Index on icd_patient
CREATE NONCLUSTERED INDEX [ix_icd_patient] ON [dbo].[icd_patient2]
(
[pat_id] ASC
)
INCLUDE ( [id],
This much simpler query should be better than (or, at worst, the same as) your existing query.
select pat_id
FROM dbo.icd_patient
where icd LIKE '707%'
OR icd LIKE '250%'
GROUP BY pat_id;
Note that sargability only matters if there is actually an index on this column.
An alternative (since OR can sometimes give the optimizer fits):
SELECT pat_id FROM
(
SELECT pat_id
FROM dbo.icd_patient
WHERE icd LIKE '707%'
UNION ALL
SELECT pat_id
FROM dbo.icd_patient
WHERE icd LIKE '250%'
) AS x
GROUP BY pat_id;
To make this extensible beyond a handful of OR conditions, I would use a table-valued parameter (TVP).
CREATE TYPE dbo.StringPatterns AS TABLE(s VARCHAR(3) PRIMARY KEY);
Then your stored procedure could say:
CREATE PROCEDURE dbo.whatever
#sp dbo.StringPatterns READONLY
AS
BEGIN
SET NOCOUNT ON;
SELECT p.pat_id
FROM dbo.icd_patient AS p
INNER JOIN #sp AS sp
ON p.pat_id LIKE sp.s + '%'
GROUP BY p.pat_id;
END
Then you can pass in your set of three-character substrings from a DataTable or other collection in C#. From T-SQL just as an example:
DECLARE #p dbo.StringPatterns;
INSERT #p VALUES('707'),('250');
EXEC dbo.whatever #sp = #p;
Something like like in does not exist. The following is sargable:
select *
from icd_patient
where icd like '70700%' or
icd like '25002%'
Because like with a constant initial substring is a special case for SQL Server. This does not work when the strings on the right are variables.
One solution is to create an indexed view on the icd_patient table with an index on the first five characters of the icd code.

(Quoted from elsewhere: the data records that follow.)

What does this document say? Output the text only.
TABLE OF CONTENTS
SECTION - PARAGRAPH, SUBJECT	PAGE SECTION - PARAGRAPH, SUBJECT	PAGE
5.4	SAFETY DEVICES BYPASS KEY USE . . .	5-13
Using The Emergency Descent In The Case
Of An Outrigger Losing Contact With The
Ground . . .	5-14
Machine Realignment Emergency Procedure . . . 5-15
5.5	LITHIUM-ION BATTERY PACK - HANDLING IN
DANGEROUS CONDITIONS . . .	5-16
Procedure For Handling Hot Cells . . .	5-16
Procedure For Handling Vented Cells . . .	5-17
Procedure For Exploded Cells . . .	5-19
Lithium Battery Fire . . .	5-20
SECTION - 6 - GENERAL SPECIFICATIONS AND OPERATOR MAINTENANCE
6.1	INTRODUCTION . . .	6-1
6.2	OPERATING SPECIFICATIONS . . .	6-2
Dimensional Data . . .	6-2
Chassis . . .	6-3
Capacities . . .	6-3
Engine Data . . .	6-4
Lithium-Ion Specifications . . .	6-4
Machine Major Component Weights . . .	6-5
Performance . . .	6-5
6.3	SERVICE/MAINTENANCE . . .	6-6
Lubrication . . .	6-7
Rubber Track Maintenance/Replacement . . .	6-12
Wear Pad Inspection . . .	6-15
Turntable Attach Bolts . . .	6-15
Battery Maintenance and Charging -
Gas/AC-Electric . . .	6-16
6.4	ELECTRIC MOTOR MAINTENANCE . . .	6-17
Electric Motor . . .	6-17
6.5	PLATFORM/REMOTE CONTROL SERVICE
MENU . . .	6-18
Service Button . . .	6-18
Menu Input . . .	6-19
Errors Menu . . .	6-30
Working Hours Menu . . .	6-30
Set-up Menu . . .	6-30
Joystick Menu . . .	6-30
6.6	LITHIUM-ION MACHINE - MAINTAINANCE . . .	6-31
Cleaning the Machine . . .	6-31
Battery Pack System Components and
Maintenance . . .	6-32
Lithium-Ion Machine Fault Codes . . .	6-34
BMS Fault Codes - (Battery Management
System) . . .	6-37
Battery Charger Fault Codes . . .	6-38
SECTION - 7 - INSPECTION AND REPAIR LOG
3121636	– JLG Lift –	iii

Using "IN" makes that part of a command non-sargable on both sides. End of discussion.
Saying he fixes it using substring, completely changes what it would return while it remains non sarged.
Any "fix" should exactly match results. The actual fix is to join the cte so the five characters match or put three characters in the cte and match that in a join or put 4 characters in the cte where the fourth is "%" and join matching by using LIKE
Using a "like" that starts with "%" increases the complexity of the search, but it would still use the index to find the value because parsing the index should use less reading by only getting the full table row when a search is successful.